刃が付けられた材料は、職人の手により一本一本丁寧に「バリ」が取られます。

 

「バフ」と呼ばれる布を高速回転させ、研磨剤を塗ります。

研磨剤を塗ったバフで彫刻刀の刃先を磨き、バリを取りながら仕上げていきます。

 

 

簡単そうに見えますが、材料を当てる角度、時間、強さが少しでも狂うと不要な部分まで磨いてしまうことや磨き残しが生じたり、それによって切れ味が落ちてしまうなど、非常に繊細な工程です。

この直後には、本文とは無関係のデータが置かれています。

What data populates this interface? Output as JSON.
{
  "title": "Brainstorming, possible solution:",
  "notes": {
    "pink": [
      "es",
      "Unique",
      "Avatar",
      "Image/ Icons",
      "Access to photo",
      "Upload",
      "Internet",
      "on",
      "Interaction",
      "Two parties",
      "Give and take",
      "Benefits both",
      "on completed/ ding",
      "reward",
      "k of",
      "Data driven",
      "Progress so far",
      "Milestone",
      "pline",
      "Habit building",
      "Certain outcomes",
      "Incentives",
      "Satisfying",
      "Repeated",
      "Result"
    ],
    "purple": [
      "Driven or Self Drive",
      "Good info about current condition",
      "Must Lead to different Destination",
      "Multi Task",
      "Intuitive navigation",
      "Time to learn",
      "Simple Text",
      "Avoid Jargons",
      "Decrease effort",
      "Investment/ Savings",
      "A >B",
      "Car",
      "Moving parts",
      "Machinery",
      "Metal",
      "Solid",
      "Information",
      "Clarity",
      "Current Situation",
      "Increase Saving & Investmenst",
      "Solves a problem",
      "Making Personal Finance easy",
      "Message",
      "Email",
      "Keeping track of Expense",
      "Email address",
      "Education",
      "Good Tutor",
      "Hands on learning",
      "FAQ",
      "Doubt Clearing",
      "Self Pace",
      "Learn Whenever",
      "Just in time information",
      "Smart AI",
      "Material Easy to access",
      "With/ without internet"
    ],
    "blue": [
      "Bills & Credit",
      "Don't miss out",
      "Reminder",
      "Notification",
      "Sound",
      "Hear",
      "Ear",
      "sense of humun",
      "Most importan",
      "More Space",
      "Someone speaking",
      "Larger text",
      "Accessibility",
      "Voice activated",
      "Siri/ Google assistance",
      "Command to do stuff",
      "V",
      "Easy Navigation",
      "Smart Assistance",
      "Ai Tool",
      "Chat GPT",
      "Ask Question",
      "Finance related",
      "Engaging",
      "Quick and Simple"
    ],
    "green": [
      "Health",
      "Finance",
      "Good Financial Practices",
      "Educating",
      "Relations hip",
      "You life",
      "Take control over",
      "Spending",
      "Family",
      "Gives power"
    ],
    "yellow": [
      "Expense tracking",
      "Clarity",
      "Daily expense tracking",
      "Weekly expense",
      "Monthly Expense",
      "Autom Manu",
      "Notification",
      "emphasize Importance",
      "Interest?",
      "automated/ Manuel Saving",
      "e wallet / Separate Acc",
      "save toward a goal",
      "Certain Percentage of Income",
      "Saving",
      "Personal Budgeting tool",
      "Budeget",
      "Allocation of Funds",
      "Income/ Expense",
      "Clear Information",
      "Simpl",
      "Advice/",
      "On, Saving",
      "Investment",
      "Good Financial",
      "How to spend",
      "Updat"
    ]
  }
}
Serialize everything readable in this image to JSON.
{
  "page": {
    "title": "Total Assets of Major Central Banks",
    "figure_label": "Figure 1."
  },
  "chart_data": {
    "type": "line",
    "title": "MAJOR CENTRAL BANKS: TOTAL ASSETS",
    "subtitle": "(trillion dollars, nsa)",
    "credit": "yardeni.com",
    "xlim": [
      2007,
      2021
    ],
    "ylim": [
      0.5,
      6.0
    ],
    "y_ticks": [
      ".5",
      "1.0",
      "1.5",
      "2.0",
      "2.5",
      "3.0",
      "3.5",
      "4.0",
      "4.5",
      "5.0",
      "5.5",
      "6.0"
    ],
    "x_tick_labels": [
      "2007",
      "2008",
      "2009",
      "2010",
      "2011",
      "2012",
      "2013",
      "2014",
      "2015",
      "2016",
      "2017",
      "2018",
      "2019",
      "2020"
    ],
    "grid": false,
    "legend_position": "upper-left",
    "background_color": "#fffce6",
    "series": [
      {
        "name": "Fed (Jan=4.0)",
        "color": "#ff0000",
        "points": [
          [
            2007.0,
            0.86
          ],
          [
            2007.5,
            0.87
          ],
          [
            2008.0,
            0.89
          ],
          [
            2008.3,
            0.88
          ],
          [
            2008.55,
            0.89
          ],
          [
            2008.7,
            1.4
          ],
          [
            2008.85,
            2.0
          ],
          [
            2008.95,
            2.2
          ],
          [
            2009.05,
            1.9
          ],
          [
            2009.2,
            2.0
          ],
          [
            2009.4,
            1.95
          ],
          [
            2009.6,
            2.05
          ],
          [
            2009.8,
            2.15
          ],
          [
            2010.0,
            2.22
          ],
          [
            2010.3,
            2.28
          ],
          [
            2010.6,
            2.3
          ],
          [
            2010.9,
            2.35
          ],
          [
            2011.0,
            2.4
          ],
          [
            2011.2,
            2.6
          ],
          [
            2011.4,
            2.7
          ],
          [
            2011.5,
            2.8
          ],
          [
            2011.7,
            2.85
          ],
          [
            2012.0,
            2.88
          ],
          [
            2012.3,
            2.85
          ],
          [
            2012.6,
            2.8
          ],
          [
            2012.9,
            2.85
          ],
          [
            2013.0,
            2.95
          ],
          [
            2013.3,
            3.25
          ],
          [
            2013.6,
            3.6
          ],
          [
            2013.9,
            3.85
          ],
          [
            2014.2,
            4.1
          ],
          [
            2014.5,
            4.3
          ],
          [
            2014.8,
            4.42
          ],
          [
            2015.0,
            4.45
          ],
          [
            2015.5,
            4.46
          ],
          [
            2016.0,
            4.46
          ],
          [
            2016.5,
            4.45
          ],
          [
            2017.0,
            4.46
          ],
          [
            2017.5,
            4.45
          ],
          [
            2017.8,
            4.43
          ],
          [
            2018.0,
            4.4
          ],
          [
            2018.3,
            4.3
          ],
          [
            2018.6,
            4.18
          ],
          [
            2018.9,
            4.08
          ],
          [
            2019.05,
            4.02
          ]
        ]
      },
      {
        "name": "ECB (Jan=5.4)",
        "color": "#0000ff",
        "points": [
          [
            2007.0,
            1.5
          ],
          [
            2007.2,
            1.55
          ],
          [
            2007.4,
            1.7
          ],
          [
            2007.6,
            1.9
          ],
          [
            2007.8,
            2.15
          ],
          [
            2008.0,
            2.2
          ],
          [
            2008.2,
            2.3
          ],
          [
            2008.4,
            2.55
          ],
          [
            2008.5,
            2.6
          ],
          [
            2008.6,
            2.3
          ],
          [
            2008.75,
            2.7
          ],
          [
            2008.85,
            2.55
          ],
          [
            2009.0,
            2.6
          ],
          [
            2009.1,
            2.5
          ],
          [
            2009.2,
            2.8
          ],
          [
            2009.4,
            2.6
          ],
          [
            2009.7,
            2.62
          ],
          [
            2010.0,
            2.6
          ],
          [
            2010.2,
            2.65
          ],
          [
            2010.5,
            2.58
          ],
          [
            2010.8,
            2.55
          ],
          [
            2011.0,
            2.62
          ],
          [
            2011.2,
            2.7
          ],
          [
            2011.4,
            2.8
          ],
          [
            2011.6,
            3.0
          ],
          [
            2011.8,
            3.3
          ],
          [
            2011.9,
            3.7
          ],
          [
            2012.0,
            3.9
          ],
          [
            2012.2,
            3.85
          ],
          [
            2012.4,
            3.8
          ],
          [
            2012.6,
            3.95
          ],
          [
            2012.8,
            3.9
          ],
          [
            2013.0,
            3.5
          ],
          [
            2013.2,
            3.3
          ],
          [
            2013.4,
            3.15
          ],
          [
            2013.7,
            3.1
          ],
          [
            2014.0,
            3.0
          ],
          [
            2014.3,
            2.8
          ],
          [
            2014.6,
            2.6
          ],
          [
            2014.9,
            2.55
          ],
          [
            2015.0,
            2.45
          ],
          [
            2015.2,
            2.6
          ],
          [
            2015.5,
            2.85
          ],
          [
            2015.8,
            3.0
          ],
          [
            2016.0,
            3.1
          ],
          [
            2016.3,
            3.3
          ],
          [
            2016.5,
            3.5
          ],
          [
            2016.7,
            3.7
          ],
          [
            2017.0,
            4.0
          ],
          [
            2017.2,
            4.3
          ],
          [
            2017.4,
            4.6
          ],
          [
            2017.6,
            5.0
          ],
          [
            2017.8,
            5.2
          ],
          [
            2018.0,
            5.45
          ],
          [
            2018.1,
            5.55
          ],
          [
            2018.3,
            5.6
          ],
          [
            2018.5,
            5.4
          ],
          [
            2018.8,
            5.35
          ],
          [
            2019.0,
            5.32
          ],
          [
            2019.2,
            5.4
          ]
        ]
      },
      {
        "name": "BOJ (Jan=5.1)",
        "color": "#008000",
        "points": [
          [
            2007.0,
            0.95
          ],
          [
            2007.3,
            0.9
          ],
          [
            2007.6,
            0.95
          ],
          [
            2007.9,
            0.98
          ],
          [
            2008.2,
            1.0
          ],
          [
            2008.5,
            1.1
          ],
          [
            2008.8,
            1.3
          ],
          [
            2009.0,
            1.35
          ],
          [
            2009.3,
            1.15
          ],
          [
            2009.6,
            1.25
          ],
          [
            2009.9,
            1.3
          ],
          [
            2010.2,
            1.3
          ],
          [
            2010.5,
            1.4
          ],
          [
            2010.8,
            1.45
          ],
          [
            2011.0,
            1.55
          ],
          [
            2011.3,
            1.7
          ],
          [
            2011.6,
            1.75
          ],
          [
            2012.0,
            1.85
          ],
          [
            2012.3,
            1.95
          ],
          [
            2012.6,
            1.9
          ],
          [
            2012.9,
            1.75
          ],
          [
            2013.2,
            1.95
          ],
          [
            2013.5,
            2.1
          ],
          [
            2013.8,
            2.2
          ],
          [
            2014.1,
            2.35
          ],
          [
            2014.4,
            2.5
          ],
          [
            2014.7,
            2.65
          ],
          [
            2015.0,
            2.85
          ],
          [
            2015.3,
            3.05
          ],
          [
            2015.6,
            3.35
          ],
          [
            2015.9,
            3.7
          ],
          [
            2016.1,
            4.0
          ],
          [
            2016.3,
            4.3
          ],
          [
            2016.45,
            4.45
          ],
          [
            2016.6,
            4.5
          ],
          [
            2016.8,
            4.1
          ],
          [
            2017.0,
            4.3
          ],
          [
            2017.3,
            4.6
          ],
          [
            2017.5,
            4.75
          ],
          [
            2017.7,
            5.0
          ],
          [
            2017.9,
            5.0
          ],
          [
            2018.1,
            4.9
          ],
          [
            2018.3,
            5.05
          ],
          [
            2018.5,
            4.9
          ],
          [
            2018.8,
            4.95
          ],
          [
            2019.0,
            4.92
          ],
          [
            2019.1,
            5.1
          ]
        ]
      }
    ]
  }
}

機械ではできない職人のきめ細やかな手作業が最高の切れ味を生み出しているのです。

 

工程⑦ 柄付け

【柄と刃を機械で組み付ける】

完成した刃を、機械によって柄に打ち込みます。

 

当社製造の柄は「木柄」、「プラスチック柄」、「ラバー柄」等が有ります。

当工程にて、刃の検品も同時に行っています。

当工程の刃先検品の基準は非常に厳格なものとなっています。

打ち込みが完了した彫刻刀には、錆止めの油が塗られます。

こうして、一本の彫刻刀が完成しました。

 

工程⑧ 梱包

【彫刻刀のセットを箱に詰める】

彫刻刀の最終検品を行います。

もう一度、基準に基づき彫刻刀に不具合がないかを検品します。

単品の彫刻刀は、受注によりバラ、セットなどの形で梱包し、お客様の元へ出荷されます。